Alessandro Frega: "Una crisi del terzo settore lascerebbe indietro le fasce più deboli della popolazione"

Abbiamo intervistato il presidente ligure di LegacoopSociali: "Il movimento cooperativo può essere un modello per ridisegnare un modello di sviluppo non incentrato sulle logiche classiche del capitalismo, che hanno fallito"

Alessandro Frega: "Una crisi del terzo settore lascerebbe indietro le fasce più deboli della popolazione"

Crisi sanitaria, economica e conseguentemente sociale, questo il difficile scenario nel quale si trova a operare oggi il mondo della cooperazione sociale e del terzo settore tutto. Il comparto soffre molto per il drastico rallentamento dei pagamenti, e quindi del flusso di liquidità necessaria per fare fronte a stipendi e spese, ma anche di fronte all’accresciuto bisogno di servizi che accompagna l’emergenza coronavirus. L’universo del terzo settore oggi traballa sotto i colpi della crisi, e se non si interviene in fretta, il rischio drammatico è duplice: da una parte numerosi lavoratori perderebbero l’occupazione, e dall’altra alcune fra le fasce più deboli della popolazione si vedrebbero private di servizi, spesso fondamentali per la sopravvivenza, e per la positiva integrazione nella società, proprio in un momento storico in cui questo tipo di esigenza è destinato ineluttabilmente a crescere. E' a rischio la coesione sociale del paese, e anche la politica fatica a trovare soluzioni credibili.

Abbiamo deciso di affrontare il tema con il presidente della LegacoopSociali Liguria, Alessandro Frega, cercando di capire quali sono i rischi di un crollo del terzo settore, e quali strade potrebbero aiutarci ad uscire dalla crisi. 

 

Se il terzo settore non portasse avanti le sue attività di presidio e intervento in campo sociale, quali sarebbero le conseguenze per la vita delle persone nel paese? La coesione sociale ne risentirebbe? 

Sarebbero drammatiche per più di un motivo. Tutti i soggetti impegnati nel terzo settore agiscono creando legami fra le persone con un duplice risultato: da una parte si rinsalda proprio la coesione sociale, ma dall’altra si offrono servizi alle persone. Questo secondo aspetto è particolarmente importante in un momento di arretramento dell’intervento pubblico rispetto al wellfare, una scelta che noi del mondo cooperativistico assolutamente non condividiamo. Nel tempo si sono creati dei vuoti che sono stati puntualmente colmati proprio dal terzo settore. Lo Stato, dal nostro punto di vista, deve ritornare a investire in maniera significativa nelle politiche di wellfare in maniera intelligente, puntando alla creazione di valore aggiunto. Lo Stato deve farsi nuovamente regista di un'operazione di rilancio complessiva del sistema che garantisce la coesione sociale sui nostri territori e dell’azione che svolge nel suo complesso il terzo settore. Occorre tenere presente che nelle nostre comunità liguri ormai l’80% dei servizi alla persona è gestito da realtà cooperative o comunque afferenti al terzo settore privato; quindi la pesante situazione economica che riguarda queste realtà potrebbe portare alla effettiva sospensione dei servizi, con il risultato concreto di lasciare ancora più indietro le fasce di popolazioni più fragili.  
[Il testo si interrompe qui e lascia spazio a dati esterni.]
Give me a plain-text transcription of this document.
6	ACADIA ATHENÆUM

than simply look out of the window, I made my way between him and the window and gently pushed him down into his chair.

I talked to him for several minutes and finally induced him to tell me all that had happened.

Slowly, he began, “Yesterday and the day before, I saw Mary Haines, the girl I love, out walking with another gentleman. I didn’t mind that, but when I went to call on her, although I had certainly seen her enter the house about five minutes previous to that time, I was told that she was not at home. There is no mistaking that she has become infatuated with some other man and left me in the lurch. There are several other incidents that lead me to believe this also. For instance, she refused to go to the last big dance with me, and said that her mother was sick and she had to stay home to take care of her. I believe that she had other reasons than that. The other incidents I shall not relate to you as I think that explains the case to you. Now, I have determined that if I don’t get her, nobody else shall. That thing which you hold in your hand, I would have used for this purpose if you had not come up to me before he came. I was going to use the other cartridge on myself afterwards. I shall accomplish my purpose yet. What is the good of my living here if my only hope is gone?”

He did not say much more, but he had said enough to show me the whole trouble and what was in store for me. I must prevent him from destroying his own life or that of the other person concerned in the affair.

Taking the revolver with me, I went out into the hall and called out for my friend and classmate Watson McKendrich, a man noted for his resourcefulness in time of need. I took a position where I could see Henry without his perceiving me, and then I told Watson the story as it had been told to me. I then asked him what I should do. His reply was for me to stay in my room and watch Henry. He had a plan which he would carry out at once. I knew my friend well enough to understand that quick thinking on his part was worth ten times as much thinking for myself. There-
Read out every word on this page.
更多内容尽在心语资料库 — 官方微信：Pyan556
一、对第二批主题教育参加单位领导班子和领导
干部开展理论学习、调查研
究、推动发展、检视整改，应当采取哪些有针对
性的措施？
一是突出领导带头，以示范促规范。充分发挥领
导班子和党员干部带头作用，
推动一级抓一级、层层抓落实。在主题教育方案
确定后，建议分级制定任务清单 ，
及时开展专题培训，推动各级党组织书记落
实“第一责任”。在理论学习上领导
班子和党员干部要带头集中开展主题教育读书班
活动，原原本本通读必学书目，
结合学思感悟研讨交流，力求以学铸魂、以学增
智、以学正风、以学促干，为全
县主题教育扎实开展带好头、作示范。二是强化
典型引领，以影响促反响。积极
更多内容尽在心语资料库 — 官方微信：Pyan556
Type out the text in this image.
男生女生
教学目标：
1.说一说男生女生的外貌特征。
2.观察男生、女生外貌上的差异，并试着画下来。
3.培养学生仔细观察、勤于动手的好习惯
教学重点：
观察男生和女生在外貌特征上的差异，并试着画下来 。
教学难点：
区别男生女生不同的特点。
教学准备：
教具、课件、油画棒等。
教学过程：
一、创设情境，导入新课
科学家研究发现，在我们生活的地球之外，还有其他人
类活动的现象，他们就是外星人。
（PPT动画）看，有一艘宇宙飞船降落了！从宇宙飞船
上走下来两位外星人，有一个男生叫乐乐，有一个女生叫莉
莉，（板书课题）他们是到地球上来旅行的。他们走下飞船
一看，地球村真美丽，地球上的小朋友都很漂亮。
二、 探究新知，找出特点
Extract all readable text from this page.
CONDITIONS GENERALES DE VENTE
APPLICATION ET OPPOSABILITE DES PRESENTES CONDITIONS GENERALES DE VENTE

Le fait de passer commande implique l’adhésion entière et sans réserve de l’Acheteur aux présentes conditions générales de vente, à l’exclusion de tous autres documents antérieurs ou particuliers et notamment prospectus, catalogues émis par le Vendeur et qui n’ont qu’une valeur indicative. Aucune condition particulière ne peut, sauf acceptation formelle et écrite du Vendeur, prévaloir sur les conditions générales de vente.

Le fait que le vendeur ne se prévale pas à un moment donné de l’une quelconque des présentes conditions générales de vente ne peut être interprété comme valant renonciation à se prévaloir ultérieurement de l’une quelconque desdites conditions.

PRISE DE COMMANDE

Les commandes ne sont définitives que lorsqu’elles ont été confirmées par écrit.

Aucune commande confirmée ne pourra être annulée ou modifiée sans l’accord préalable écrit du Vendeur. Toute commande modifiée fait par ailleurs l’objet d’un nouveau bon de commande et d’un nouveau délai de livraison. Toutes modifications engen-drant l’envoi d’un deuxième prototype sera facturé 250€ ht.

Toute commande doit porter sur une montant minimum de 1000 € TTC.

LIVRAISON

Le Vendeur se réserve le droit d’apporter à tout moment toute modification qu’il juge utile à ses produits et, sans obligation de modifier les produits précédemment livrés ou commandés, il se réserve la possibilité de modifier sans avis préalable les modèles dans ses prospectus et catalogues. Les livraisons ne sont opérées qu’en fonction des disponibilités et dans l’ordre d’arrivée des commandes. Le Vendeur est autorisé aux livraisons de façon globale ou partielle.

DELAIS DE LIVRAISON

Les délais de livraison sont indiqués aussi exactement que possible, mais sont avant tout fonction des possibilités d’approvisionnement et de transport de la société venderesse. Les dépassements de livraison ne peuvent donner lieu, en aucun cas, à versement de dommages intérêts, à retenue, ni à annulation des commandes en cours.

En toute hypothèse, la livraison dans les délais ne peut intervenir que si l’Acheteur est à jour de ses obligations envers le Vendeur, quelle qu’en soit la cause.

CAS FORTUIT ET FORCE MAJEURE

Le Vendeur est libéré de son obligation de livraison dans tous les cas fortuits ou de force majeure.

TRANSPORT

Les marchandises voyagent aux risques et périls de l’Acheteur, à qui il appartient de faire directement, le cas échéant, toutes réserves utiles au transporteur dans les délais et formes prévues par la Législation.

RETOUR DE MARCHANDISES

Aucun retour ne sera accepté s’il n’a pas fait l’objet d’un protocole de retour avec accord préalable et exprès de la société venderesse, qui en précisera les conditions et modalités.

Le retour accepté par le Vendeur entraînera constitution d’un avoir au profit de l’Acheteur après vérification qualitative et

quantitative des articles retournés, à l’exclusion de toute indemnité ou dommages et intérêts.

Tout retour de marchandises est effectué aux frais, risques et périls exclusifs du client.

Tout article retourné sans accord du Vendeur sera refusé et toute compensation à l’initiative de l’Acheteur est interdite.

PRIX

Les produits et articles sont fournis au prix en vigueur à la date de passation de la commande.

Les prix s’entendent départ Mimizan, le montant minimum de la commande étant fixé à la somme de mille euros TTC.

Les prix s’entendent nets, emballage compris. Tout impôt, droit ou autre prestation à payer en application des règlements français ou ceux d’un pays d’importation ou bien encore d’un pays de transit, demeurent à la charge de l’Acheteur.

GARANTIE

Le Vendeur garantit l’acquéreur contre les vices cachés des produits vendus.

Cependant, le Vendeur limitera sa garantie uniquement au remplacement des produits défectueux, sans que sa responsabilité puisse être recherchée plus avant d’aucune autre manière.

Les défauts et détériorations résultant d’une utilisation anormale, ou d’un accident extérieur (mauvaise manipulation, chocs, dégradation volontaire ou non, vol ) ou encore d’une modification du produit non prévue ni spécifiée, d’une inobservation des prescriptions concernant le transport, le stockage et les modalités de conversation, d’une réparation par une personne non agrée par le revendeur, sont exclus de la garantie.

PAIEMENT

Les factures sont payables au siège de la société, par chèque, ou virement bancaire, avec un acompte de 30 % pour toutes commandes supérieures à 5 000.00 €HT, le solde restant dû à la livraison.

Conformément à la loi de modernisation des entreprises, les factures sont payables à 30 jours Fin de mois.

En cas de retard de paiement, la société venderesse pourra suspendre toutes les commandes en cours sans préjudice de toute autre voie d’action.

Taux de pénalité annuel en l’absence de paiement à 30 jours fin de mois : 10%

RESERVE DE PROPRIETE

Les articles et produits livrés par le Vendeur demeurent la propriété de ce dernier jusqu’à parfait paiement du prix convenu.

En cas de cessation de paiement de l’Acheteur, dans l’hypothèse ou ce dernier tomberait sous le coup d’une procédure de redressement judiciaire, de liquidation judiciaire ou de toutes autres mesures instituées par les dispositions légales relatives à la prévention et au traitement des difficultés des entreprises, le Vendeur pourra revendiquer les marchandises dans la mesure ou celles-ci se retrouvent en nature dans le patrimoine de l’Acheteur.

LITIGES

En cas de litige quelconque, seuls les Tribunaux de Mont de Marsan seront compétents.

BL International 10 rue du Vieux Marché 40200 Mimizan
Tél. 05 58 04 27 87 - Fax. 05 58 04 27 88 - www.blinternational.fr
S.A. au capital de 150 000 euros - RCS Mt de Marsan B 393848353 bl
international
Quali potrebbero essere strumenti utili a sostenere questa attività sussidiaria del terzo settore, nel garantire servizi e integrazione sociale a moltissimi cittadini? 

Gli strumenti che noi abbiamo proposto consistono in un fondo nazionale per il rilancio dei servizi sociali e delle nostre comunità, e in una forte cabina di regia affidata allo Stato centrale, che poi deleghi eventualmente a Regioni e Comuni il compito di coordinare e agevolare le iniziative di tipo sociale e assistenziale. Noi abbiamo chiesto anche a Regione Liguria l’implementazione di un fondo con queste caratteristiche, capace di guidare l’erogazione dei servizi e il loro rinnovamento sulle base delle esigenze emergenti: l’innovazione è un altro elemento centrale della questione, e oggi più che mai di fronte al coronavirus. Una cabina istituzionale opportunamente gestita potrebbe aiutare uno sviluppo coordinato del terzo settore, che si integri con il wellfare pubblico, senza sostituirsi alle funzioni socio-assistenziali proprie dello Stato. 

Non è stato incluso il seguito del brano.